The constant current source is of little value in a matrix of LEDs. The normal technique to ensure appropriate current is to have each series string controlled by a current regulator.

But recognizing you are working with an existing design, I would recommend simply removing T1 in your schematic and change the parallel resistors to 10 ohms, 1/2 watt each. Ideally these should be located on the drain side of the FET. These changes will allow your FET to run quite cool since now it is only switching while the two resistors handle the current limiting.

If your supplier can ship you LEDs that are binned, you will find that if you build a matrix from the same bin, the brightness will be more uniform. You can then also optimize your current limiting resistors for each bin. I used to do this for a product line that used millions of LEDs per year.

Answer 2

Also any thermal issues in circuit which I need to take care of?

Almost surely. Some simple math will be able to tell you how much power is being dissipated on the mosfet.

I would also put a serial resistor on the line to the controller: or it will be shorted by the bjt.

edit: for power dissipation estimation

the worst case (from the mosfet's perspective) is for the leds to drop 3.0vx5 = 15v. That means the mosfet drops 17v-3.0vx5 - 0.7v = 1.3v.

The max current is 0.7v/(3R/2) = 0.5amp.

mosfet dissipation is 1.3v * 0.5a = 0.6w.

SOT23 will have a thermal resistance of 250 - 300c/w. so the temperature rise on the mosfet is 150c.

it is toast. and with no room to spare.

Answer 3

With a corrected circuit available, the issue makes a great deal more sense. The circuit is indeed a constant-current driver, and with the components shown will draw about 1/2 amp. To use this circuit with the LEDs specified, replace R4 and R16 with a single 3 ohm, 1/4 watt resistor, although a 1/2 watt resistor will give more margin for heating.

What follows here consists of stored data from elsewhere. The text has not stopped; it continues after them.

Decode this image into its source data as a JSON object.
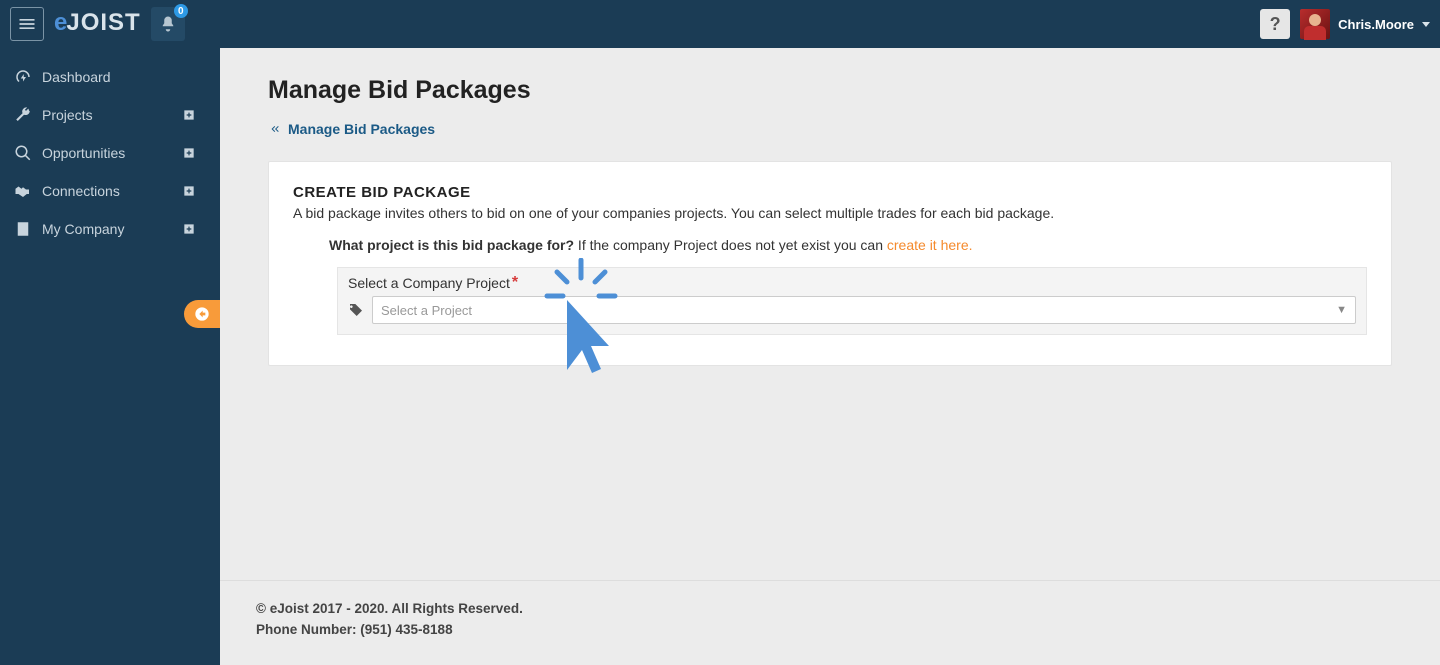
{
  "brand": {
    "part1": "e",
    "part2": "JOIST"
  },
  "topbar": {
    "notif_count": "0",
    "help_symbol": "?",
    "username": "Chris.Moore"
  },
  "sidebar": {
    "items": [
      {
        "id": "dashboard",
        "label": "Dashboard",
        "expandable": false
      },
      {
        "id": "projects",
        "label": "Projects",
        "expandable": true
      },
      {
        "id": "opportunities",
        "label": "Opportunities",
        "expandable": true
      },
      {
        "id": "connections",
        "label": "Connections",
        "expandable": true
      },
      {
        "id": "mycompany",
        "label": "My Company",
        "expandable": true
      }
    ]
  },
  "page": {
    "title": "Manage Bid Packages",
    "breadcrumb_label": "Manage Bid Packages"
  },
  "card": {
    "heading": "CREATE BID PACKAGE",
    "description": "A bid package invites others to bid on one of your companies projects. You can select multiple trades for each bid package.",
    "question_bold": "What project is this bid package for?",
    "question_rest": " If the company Project does not yet exist you can ",
    "create_link": "create it here.",
    "field_label": "Select a Company Project",
    "select_placeholder": "Select a Project"
  },
  "footer": {
    "line1": "© eJoist 2017 - 2020. All Rights Reserved.",
    "line2": "Phone Number: (951) 435-8188"
  },
  "colors": {
    "brand_blue": "#4d8fd6",
    "dark_nav": "#1b3c55",
    "accent_orange": "#f89b3a",
    "link_orange": "#f58a2c",
    "badge_blue": "#2e9ae6"
  }
}
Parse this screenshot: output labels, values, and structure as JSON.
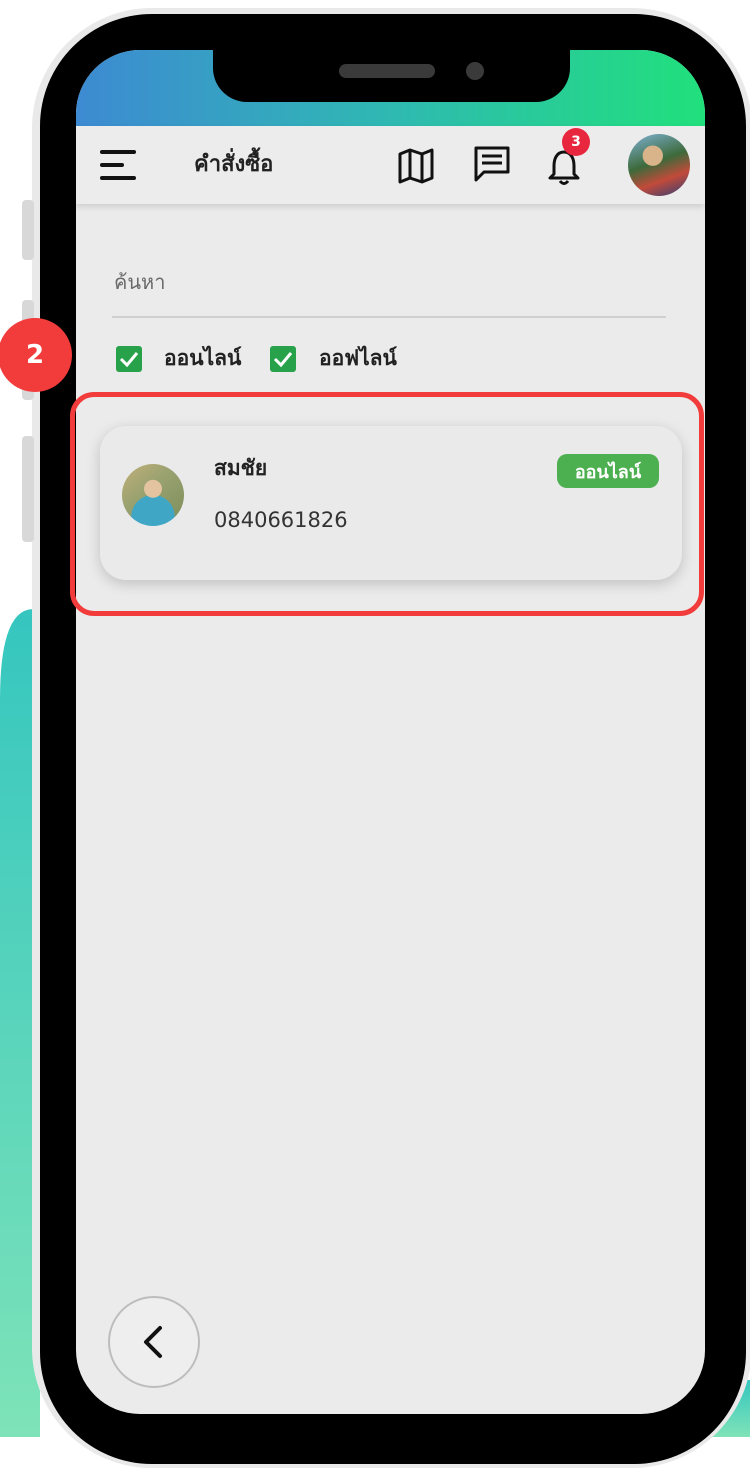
{
  "appbar": {
    "title": "คำสั่งซื้อ",
    "icons": [
      "menu-icon",
      "map-icon",
      "chat-icon",
      "bell-icon"
    ],
    "notification_count": "3"
  },
  "search": {
    "placeholder": "ค้นหา"
  },
  "filters": [
    {
      "label": "ออนไลน์",
      "checked": true
    },
    {
      "label": "ออฟไลน์",
      "checked": true
    }
  ],
  "customers": [
    {
      "name": "สมชัย",
      "phone": "0840661826",
      "status": "ออนไลน์"
    }
  ],
  "annotation": {
    "step_number": "2"
  },
  "colors": {
    "checkbox": "#27a14a",
    "status_online": "#4caf50",
    "badge": "#e8273f",
    "highlight": "#f23b3b"
  }
}
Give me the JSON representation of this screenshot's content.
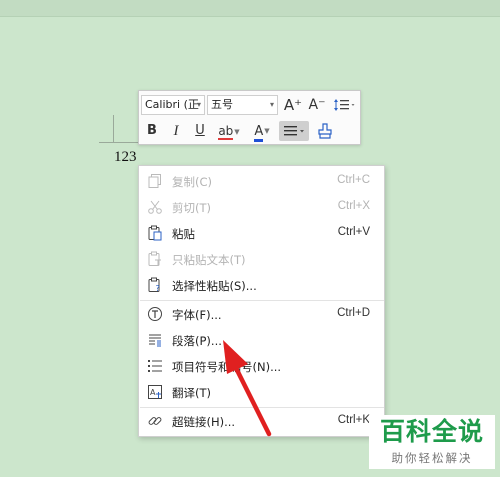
{
  "document": {
    "text": "123"
  },
  "mini_toolbar": {
    "font_name": "Calibri (正",
    "font_size": "五号",
    "grow_label": "A⁺",
    "shrink_label": "A⁻",
    "bold_label": "B",
    "italic_label": "I",
    "underline_label": "U",
    "highlight_label": "ab",
    "font_color_label": "A",
    "font_color_underline": "#1f4fd6",
    "highlight_underline": "#e03a3a"
  },
  "context_menu": {
    "items": [
      {
        "label": "复制(C)",
        "shortcut": "Ctrl+C",
        "enabled": false
      },
      {
        "label": "剪切(T)",
        "shortcut": "Ctrl+X",
        "enabled": false
      },
      {
        "label": "粘贴",
        "shortcut": "Ctrl+V",
        "enabled": true
      },
      {
        "label": "只粘贴文本(T)",
        "shortcut": "",
        "enabled": false
      },
      {
        "label": "选择性粘贴(S)...",
        "shortcut": "",
        "enabled": true
      },
      {
        "label": "字体(F)...",
        "shortcut": "Ctrl+D",
        "enabled": true
      },
      {
        "label": "段落(P)...",
        "shortcut": "",
        "enabled": true
      },
      {
        "label": "项目符号和编号(N)...",
        "shortcut": "",
        "enabled": true
      },
      {
        "label": "翻译(T)",
        "shortcut": "",
        "enabled": true
      },
      {
        "label": "超链接(H)...",
        "shortcut": "Ctrl+K",
        "enabled": true
      }
    ]
  },
  "watermark": {
    "title": "百科全说",
    "subtitle": "助你轻松解决"
  },
  "colors": {
    "arrow": "#e02020",
    "watermark_green": "#1e9b4b",
    "background": "#cce6cc"
  }
}
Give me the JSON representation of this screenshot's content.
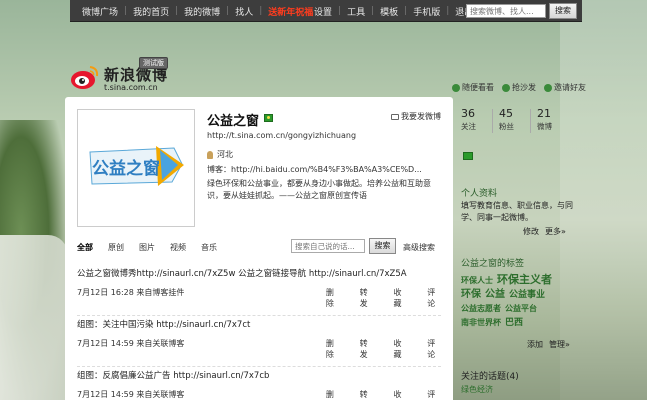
{
  "topbar": {
    "nav_left": [
      "微博广场",
      "我的首页",
      "我的微博",
      "找人",
      "送新年祝福"
    ],
    "nav_right": [
      "设置",
      "工具",
      "模板",
      "手机版",
      "退出"
    ],
    "search_placeholder": "搜索微博、找人...",
    "search_button": "搜索"
  },
  "logo": {
    "text": "新浪微博",
    "url": "t.sina.com.cn",
    "badge": "测试版"
  },
  "quick_links": [
    "随便看看",
    "抢沙发",
    "邀请好友"
  ],
  "profile": {
    "name": "公益之窗",
    "url": "http://t.sina.com.cn/gongyizhichuang",
    "complain": "我要发微博",
    "location": "河北",
    "blog": "博客：http://hi.baidu.com/%B4%F3%BA%A3%CE%D...",
    "description": "绿色环保和公益事业，都要从身边小事做起。培养公益和互助意识，要从娃娃抓起。——公益之窗原创宣传语",
    "avatar_text": "公益之窗"
  },
  "tabs": [
    "全部",
    "原创",
    "图片",
    "视频",
    "音乐"
  ],
  "feed_search": {
    "placeholder": "搜索自己说的话...",
    "button": "搜索",
    "advanced": "高级搜索"
  },
  "actions": [
    "删除",
    "转发",
    "收藏",
    "评论"
  ],
  "posts": [
    {
      "text": "公益之窗微博秀http://sinaurl.cn/7xZ5w 公益之窗链接导航  http://sinaurl.cn/7xZ5A",
      "time": "7月12日  16:28  来自博客挂件"
    },
    {
      "text": "组图：关注中国污染  http://sinaurl.cn/7x7ct",
      "time": "7月12日  14:59  来自关联博客"
    },
    {
      "text": "组图：反腐倡廉公益广告  http://sinaurl.cn/7x7cb",
      "time": "7月12日  14:59  来自关联博客"
    }
  ],
  "stats": [
    {
      "num": "36",
      "label": "关注"
    },
    {
      "num": "45",
      "label": "粉丝"
    },
    {
      "num": "21",
      "label": "微博"
    }
  ],
  "sidebar": {
    "profile_head": "个人资料",
    "profile_text": "填写教育信息、职业信息，与同学、同事一起微博。",
    "profile_links": [
      "修改",
      "更多»"
    ],
    "tags_head": "公益之窗的标签",
    "tags": [
      "环保人士",
      "环保主义者",
      "环保",
      "公益",
      "公益事业",
      "公益志愿者",
      "公益平台",
      "南非世界杯",
      "巴西"
    ],
    "tag_links": [
      "添加",
      "管理»"
    ],
    "topics_head": "关注的话题(4)",
    "topics": [
      "绿色经济"
    ]
  }
}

With the LEDs specified, the worst-case Vf will total 17 volts. Add to that the 0.7 volts across the sense resistor, and this suggests that the circuit will not work. Either use strings of 4 LEDs in series, rather than 5, or increase your power supply to 20 volts or better.

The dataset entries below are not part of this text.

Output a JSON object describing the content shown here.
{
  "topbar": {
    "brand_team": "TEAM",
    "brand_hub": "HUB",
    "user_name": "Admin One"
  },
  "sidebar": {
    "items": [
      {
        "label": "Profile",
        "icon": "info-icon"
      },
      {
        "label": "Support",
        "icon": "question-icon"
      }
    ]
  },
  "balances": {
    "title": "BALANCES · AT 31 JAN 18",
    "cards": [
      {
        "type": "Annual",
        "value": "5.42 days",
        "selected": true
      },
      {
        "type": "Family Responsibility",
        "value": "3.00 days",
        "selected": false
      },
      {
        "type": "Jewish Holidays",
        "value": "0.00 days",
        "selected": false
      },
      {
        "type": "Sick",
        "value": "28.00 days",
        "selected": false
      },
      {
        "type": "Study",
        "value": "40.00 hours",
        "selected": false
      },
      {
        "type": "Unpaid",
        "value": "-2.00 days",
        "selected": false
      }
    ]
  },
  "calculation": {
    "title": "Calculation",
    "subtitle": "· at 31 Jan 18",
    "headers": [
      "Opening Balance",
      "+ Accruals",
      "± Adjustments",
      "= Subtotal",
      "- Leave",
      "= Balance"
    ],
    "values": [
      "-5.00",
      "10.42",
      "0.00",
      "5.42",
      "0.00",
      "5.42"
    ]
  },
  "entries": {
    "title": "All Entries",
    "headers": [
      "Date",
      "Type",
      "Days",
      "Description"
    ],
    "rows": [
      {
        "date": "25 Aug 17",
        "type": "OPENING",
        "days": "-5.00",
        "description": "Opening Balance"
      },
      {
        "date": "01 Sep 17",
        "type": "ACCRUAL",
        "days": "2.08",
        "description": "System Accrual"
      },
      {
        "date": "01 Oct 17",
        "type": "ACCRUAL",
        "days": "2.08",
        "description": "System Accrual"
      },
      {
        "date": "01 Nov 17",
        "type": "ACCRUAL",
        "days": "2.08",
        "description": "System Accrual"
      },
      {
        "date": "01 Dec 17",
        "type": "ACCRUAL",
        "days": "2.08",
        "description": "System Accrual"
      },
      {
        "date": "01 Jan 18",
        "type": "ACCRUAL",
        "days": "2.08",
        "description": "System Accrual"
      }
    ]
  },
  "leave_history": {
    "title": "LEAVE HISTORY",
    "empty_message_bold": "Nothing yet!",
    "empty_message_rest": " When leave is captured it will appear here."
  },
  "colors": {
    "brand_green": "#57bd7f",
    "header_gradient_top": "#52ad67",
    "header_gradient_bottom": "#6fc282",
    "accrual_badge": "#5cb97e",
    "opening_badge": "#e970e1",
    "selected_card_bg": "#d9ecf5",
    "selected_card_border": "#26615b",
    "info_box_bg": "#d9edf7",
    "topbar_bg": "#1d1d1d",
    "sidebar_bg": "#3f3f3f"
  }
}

Note that the sense resistor (R4/R16) will always have about 0.7 volts, and the remainder of the voltage will appear across the MOSFET.

The power dissipated in any component is simply the voltage across it times the current through it. You can calculate this for all of your components. Whether this is a problem depends entirely on the component and how it is mounted. You have provided insufficient information to address the question. In general, though, heat-sinking LEDs is a good idea.

EDIT - Upon viewing the other answer, it is clear that I should have looked up the FET you are using. Shame on me. The part you specify is completely unsuitable for your purpose, since it is not capable of handling the power which it will dissipate, and I do believe that counts as a "thermal issue". You'll need to go to a FET in a bigger package, such as a TO220. You'll need to calculate the power dissipated, then refer to heat sink specs when choosing a heat sink for it. Depending on how you package your circuit, you'll also need to beware putting a board with a local heat sink on it inside a box, since this will prevent cool air from getting to the heat sink, thereby reducing its efficiency. Whether or not this will be a killer problem depends on the power dissipated, the heat sink chosen, and details of the enclosure.